Evaluation and Management (E/M) coding is one of the most familiar and most frustrating parts of clinical practice.
Most clinicians understand, at a high level, what level a visit deserves. A complex patient with multiple conditions, medication changes, and care coordination likely warrants a Level 4 or 5. A straightforward visit does not.
But assigning a higher code requires something specific: documentation that clearly supports it. Inaccurate coding has real downstream consequences. Under-coding undervalues the care delivered and leaves complexity unrecognized, while denied codes create rework, delay reimbursement, and add operational burden across clinical and billing teams.
And that is where the system breaks down.
Under-coding is often framed as a knowledge problem. In reality, it is more often a documentation and confidence problem. When notes are incomplete or rushed, clinicians are less certain that what they wrote fully reflects the care they delivered. So they hedge. They choose the safer, lower code.
Not because the visit was simpler, but because the note does not give them enough confidence or justification to do otherwise.
What the data shows: documentation and coding are tightly linked
This dynamic is increasingly visible in emerging research on AI-assisted documentation.
A recent study published in JAMA Network Open found that clinicians using AI scribes generated 0.04 more RVUs per encounter and 1.81 more RVUs per week, with no increase in claim denials.
That last point is critical.
If coding intensity increases without a corresponding rise in denials, it suggests something important:this is not upcoding. It is more accurate coding enabled by better documentation.
The mechanism is straightforward:
- When notes are more complete, they better reflect the complexity of the visit
- When clinicians can see that complexity clearly documented, they are more confident assigning the appropriate code
- When codes align with care delivered, both clinical and financial outcomes improve
In other words, the note does not just record the visit.
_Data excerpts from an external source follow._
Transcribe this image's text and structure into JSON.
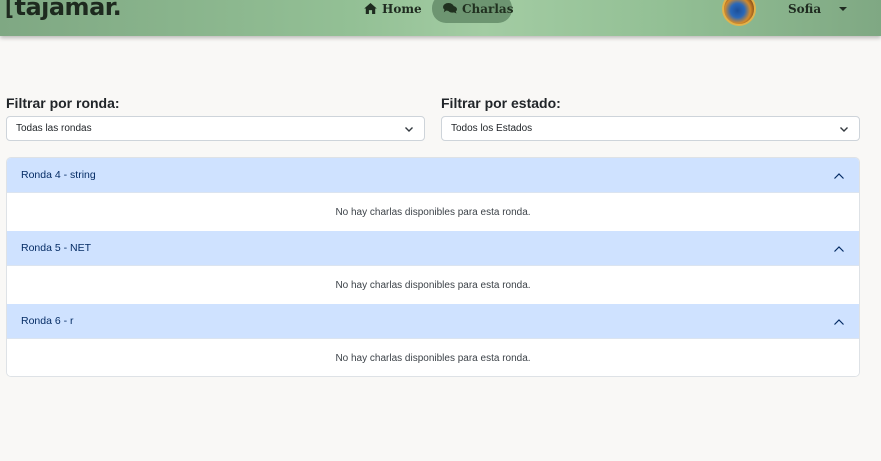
{
  "navbar": {
    "brand": "tajamar.",
    "brand_bracket": "[",
    "home_label": "Home",
    "charlas_label": "Charlas",
    "user_name": "Sofia"
  },
  "filters": {
    "ronda_label": "Filtrar por ronda:",
    "ronda_selected": "Todas las rondas",
    "estado_label": "Filtrar por estado:",
    "estado_selected": "Todos los Estados"
  },
  "rondas": [
    {
      "title": "Ronda 4 - string",
      "empty_message": "No hay charlas disponibles para esta ronda."
    },
    {
      "title": "Ronda 5 - NET",
      "empty_message": "No hay charlas disponibles para esta ronda."
    },
    {
      "title": "Ronda 6 - r",
      "empty_message": "No hay charlas disponibles para esta ronda."
    }
  ],
  "colors": {
    "navbar_green": "#93c095",
    "active_pill": "#6d9571",
    "accordion_header": "#cfe2ff",
    "accordion_text": "#052c65"
  },
  "icons": {
    "home": "home-icon",
    "charlas": "comments-icon",
    "select": "chevron-down-icon",
    "accordion": "chevron-up-icon"
  }
}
It determines how confidently that visit can be coded.
What happens in practice: University of Toledo Health
This same pattern appeared in real-world data from an 8-week pilot at University of Toledo Health.
During the pilot, clinicians used Nabla’s ambient documentation. Importantly, no coding assistant was in place.
And yet, coding patterns shifted:
- Established patient Level 4 visits increased from 41% to 45%
- Established patient Level 5 visits increased from 3% to 5%
These are not marginal changes. They reflect a meaningful shift in coding intensity across a large volume of visits.
Just as importantly, the shift happened without changing coding rules, training, or guidance.
The only variable that changed was documentation quality.
This is the key insight: better documentation did not just make notes more complete. It made clinicians more confident that their documentation supported the care they delivered.
The mechanism: from documentation to confidence to accuracy
The relationship between documentation and coding is often treated as linear.
In practice, it is behavioral.
When documentation is burdensome:
- Notes are shorter, less structured, and less complete
- Clinicians are unsure what their documentation supports
- Coding decisions become conservative
Over time, this compounds. Clinicians begin to expect that their notes will not support higher-complexity codes, even when the visit warrants them.
Ambient AI changes that dynamic.
By reducing the effort required to produce a complete, structured note, it does two things at once:
- Improves the fidelity of the documentation
- Restores clinician confidence in what the note supports
That second point is often overlooked.
The note does not just inform the code. It gives the clinician permission and confidence to assign it.
At the visit level
The numbers tell one part of the story. The clinical experience explains the rest.
As Dr. Matt Sakumoto, Chief Clinical Product Officer at Nabla, described:
“I didn’t go to medical school and residency to memorize a set of five-digit codes.
Even something as simple as a cough visit can map to multiple codes depending on context, whether the patient is new or returning, virtual or in person. And defining ‘complexity’ is not always straightforward. The guidelines have evolved, but applying them consistently in a busy clinic is still challenging.
I remember a new patient I saw in urgent care, a young woman with joint pain and fatigue. She had no prior records, so most of the visit was spent understanding her symptoms. I didn’t order tests or referrals because I wanted her to establish with a primary care physician for continuity. The visit was about 20 minutes, so billing by time didn’t make sense.
At the time, it felt like a straightforward, low complexity visit. I likely would have coded it as a Level 3.
But when I reviewed the documentation with Nabla, it told a different story. The note captured her social determinants of health, which increased her risk, along with the diagnostic uncertainty around her symptoms. That placed the visit into moderate complexity.
Seeing that clearly documented changed how I thought about the code. It gave me the confidence to assign the level the visit actually warranted.”
This is the shift the data reflects.
Not a change in coding behavior in isolation, but a change in how clinicians interpret and trust their own documentation.
The bottom line
Under-coding is not primarily a coding problem. It is a documentation problem.
When notes are incomplete, clinicians code conservatively.
When notes are complete, clinicians code accurately.
The data from both published research and real-world pilots points in the same direction:
Better documentation leads to more confident clinicians, leading to more accurate coding and improved outcomes.
Better documentation removes the guesswork from coding.